ROME, July 28 (Xinhua) -- So-called "no-vax" protesters attacked three lawmakers Friday after Italy's parliament gave final approval to a measure making vaccines mandatory for children aged up to 16 years.
Italy has seen a drop-off in immunizations in the midst of highly organized "no-vax" campaigns claiming that vaccines cause autism, and that they are a plot hatched by greedy multinationals in collusion with corrupt politicians.
Outside parliament after Friday's vote, the three MPs from the ruling center-left Democrartic Party -- a strong backer of the vaccines measure -- were surrounded and insulted by dozens of "no-vax" protesters, who kicked and punched their car, according to local media reports.
TV footages showed screaming women and some men, some holding children in their arms, were shouting insults and calling the MPs "murderers".
"My full solidarity to colleagues from the PD who were insulted by the 'no vax'. The vaccines decree safeguards everyone's health," tweeted Italian Health Minister Beatrice Lorenzin.
The measure includes immunization against highly contagious diseases such as measles, polio, and rubella, and makes completing these vaccinations a pre-requisite for children to attend school.
It raises the number of free and mandatory vaccines from four to 10. The health ministry originally wanted to make 12 vaccines mandatory, but two were scrapped during parliamentary debates.
The measure became law on Friday, and not in June as previously reported.

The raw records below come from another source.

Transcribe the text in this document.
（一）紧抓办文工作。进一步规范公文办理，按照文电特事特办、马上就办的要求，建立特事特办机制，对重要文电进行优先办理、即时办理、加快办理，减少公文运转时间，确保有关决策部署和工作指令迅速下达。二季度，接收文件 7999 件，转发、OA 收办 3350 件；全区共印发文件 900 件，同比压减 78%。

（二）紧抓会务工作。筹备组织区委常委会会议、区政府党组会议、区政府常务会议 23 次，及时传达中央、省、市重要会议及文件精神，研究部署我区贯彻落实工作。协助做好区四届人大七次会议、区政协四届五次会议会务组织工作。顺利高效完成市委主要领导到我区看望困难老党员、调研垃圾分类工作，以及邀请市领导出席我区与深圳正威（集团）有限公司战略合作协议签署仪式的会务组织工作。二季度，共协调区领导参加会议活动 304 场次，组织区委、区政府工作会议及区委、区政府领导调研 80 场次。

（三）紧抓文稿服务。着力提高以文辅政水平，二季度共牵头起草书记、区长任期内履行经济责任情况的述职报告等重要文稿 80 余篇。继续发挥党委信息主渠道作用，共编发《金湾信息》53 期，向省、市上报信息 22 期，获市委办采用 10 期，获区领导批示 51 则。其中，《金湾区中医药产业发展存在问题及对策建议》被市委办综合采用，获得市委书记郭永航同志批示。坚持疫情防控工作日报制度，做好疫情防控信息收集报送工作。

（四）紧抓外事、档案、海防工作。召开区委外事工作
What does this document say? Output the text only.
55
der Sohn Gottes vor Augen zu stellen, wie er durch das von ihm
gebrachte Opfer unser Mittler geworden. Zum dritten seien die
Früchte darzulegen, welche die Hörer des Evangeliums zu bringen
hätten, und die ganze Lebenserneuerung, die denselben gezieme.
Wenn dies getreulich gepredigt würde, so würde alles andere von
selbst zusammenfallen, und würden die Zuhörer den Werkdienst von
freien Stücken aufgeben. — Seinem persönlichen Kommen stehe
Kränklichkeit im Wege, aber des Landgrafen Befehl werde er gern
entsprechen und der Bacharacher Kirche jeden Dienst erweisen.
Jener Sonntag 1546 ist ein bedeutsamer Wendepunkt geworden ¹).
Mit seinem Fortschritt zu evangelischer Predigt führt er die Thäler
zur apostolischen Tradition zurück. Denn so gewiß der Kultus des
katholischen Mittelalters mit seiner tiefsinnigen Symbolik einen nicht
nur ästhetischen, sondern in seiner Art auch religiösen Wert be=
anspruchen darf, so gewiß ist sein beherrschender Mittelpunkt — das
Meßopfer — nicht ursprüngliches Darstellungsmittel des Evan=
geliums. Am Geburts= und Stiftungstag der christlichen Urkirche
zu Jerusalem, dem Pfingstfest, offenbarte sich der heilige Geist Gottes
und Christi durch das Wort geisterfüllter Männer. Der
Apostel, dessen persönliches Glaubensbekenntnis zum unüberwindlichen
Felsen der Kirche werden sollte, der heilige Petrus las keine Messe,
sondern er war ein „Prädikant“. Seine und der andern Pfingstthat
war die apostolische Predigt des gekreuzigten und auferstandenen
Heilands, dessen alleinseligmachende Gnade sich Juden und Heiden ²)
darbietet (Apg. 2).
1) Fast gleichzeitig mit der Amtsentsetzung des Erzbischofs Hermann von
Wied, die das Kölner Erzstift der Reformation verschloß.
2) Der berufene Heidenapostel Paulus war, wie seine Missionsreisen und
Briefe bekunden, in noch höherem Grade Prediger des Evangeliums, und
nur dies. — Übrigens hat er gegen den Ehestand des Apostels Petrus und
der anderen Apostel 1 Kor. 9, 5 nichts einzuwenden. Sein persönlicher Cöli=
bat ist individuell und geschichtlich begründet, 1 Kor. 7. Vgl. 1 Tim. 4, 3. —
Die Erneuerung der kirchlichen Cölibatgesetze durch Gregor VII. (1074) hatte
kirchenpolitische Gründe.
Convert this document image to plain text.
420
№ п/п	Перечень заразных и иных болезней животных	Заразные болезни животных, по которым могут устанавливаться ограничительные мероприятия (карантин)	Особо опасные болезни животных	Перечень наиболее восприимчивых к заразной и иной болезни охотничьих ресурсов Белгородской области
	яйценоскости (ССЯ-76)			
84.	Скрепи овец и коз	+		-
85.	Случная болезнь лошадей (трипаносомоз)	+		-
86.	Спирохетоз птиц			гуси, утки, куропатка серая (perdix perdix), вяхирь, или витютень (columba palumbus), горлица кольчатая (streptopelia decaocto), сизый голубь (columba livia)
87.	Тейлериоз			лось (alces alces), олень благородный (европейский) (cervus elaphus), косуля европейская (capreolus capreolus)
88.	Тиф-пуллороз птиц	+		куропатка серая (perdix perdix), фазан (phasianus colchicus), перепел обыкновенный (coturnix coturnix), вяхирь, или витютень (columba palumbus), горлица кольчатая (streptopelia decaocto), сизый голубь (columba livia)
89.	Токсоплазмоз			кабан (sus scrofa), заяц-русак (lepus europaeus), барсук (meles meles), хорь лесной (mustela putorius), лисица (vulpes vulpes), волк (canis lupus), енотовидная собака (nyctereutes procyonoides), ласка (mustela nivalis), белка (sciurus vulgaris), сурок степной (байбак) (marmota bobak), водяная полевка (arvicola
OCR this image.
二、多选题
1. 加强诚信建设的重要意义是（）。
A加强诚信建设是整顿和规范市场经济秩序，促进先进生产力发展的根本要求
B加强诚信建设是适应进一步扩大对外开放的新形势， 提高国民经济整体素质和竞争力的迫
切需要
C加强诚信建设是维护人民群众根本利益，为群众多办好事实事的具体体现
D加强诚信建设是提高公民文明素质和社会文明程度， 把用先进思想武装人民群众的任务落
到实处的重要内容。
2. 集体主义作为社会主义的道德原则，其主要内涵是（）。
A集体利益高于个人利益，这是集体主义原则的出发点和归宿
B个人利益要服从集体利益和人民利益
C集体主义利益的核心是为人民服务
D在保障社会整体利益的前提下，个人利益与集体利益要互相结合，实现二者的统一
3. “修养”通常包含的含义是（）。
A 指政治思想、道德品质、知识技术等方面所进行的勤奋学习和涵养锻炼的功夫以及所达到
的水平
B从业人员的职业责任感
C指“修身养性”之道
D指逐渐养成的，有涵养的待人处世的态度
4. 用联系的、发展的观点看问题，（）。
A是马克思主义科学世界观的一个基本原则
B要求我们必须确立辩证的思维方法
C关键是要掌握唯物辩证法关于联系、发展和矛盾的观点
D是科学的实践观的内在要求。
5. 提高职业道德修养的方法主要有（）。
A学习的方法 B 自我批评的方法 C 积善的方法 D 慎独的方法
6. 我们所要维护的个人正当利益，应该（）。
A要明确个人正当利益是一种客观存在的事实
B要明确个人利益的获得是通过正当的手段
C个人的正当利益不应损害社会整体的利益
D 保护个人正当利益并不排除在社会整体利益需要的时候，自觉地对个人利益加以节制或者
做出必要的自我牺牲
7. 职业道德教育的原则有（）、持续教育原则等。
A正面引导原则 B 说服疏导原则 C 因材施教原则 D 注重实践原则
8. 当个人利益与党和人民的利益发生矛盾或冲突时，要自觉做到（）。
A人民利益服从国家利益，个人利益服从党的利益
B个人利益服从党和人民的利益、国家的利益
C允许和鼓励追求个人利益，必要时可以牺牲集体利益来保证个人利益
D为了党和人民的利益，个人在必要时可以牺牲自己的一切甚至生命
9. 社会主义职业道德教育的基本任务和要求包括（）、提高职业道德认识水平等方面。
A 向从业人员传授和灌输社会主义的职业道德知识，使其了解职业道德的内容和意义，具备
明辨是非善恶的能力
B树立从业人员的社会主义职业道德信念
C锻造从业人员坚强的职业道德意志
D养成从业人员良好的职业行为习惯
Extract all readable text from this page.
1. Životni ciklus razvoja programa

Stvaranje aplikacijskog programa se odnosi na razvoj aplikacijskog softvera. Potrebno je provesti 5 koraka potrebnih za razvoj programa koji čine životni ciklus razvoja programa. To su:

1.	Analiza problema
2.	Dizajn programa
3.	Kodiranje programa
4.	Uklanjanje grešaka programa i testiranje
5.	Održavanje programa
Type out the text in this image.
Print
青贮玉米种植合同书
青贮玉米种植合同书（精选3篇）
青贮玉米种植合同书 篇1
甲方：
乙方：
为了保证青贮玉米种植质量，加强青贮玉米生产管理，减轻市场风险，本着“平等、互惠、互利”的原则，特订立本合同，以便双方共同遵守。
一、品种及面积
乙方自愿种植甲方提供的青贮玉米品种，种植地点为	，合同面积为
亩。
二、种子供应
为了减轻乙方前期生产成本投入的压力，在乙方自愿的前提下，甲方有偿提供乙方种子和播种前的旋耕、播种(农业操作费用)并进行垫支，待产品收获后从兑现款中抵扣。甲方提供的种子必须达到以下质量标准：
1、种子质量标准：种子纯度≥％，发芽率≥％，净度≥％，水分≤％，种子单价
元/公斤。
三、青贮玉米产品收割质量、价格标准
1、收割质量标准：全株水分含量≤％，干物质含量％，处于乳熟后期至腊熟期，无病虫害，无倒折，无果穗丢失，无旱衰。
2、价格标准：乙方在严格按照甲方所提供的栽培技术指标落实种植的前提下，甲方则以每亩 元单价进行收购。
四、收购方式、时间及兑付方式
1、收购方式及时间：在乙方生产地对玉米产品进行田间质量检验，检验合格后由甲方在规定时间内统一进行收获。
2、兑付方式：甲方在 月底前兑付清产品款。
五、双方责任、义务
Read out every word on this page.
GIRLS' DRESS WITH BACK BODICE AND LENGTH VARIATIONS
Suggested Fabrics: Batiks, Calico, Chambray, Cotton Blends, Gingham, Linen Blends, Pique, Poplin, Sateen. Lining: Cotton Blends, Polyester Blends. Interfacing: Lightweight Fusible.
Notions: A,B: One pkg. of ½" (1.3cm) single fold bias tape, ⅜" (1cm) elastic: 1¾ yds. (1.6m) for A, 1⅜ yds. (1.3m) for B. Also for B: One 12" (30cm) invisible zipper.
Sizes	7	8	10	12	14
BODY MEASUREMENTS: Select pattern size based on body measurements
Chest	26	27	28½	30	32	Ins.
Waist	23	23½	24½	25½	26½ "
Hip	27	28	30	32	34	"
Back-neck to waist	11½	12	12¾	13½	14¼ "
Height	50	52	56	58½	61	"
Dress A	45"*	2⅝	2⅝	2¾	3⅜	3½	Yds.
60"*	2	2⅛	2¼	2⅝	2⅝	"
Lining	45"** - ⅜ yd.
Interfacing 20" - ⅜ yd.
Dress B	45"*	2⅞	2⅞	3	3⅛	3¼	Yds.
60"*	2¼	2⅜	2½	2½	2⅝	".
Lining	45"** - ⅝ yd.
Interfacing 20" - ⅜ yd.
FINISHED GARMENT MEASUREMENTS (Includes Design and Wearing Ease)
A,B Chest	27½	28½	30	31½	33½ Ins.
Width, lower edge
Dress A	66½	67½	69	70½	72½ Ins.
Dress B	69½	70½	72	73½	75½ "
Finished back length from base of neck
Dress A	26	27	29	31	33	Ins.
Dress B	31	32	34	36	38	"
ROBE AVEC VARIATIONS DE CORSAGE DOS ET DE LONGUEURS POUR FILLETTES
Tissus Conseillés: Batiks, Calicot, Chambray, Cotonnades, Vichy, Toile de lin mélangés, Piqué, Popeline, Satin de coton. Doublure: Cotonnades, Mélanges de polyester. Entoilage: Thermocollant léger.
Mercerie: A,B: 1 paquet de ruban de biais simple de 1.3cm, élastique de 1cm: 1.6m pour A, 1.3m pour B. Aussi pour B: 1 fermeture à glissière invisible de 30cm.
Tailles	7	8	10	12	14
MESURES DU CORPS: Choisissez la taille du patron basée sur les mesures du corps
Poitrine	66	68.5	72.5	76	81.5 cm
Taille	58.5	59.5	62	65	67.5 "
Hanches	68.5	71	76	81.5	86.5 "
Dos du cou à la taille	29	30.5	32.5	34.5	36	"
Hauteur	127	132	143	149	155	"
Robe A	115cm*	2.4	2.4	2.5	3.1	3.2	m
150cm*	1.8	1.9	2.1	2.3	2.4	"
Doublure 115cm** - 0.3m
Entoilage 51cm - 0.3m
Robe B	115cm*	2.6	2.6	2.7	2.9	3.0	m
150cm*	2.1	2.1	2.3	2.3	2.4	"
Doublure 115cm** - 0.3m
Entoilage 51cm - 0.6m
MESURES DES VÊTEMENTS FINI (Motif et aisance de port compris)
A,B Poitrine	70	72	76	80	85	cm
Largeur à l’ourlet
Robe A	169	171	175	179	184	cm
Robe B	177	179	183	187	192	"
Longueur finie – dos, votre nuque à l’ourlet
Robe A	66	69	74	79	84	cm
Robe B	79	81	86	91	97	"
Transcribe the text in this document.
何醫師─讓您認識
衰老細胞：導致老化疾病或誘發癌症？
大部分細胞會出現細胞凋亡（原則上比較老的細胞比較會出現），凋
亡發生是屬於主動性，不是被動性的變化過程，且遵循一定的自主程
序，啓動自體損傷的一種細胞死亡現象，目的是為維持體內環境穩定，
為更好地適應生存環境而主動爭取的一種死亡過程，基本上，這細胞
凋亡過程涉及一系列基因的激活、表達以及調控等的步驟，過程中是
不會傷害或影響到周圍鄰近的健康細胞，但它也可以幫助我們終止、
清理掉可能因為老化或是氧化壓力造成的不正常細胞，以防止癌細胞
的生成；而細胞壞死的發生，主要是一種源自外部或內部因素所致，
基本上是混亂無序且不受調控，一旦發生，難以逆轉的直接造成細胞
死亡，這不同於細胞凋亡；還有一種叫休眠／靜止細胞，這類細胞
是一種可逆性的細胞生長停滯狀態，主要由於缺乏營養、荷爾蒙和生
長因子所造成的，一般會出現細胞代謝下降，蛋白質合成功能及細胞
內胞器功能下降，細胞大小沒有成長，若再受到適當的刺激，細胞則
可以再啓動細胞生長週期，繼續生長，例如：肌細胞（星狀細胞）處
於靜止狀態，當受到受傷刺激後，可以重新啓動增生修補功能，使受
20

The populist Five Star Movement, which is polling neck and neck with the ruling Democratic Party, endorses the "no-vax" position. One of its MPs last month accused the health minister of "receiving Rolex watches" in exchange for the vaccines measure. It voted against the measure on Friday, along with the right-wing anti-immigrant Northern League party.
Italy is in the midst of what the health ministry is calling an "ongoing measles epidemic" that flared up in January this year, with 3,842 cases and three deaths through July 23, and some 89 percent of new cases occurring in people who were never vaccinated against the highly contagious viral disease.
Measles has the potential for large outbreaks wherever immunization coverage has dropped below the necessary threshold of 95 percent of the population, which is the case right now in Italy and Romania, both of which are experiencing the largest measles outbreaks in Europe, according to the World Health Organization (WHO).
It is globally still one of the leading causes of childhood mortality, and the only way to prevent it is by immunization, according to the WHO.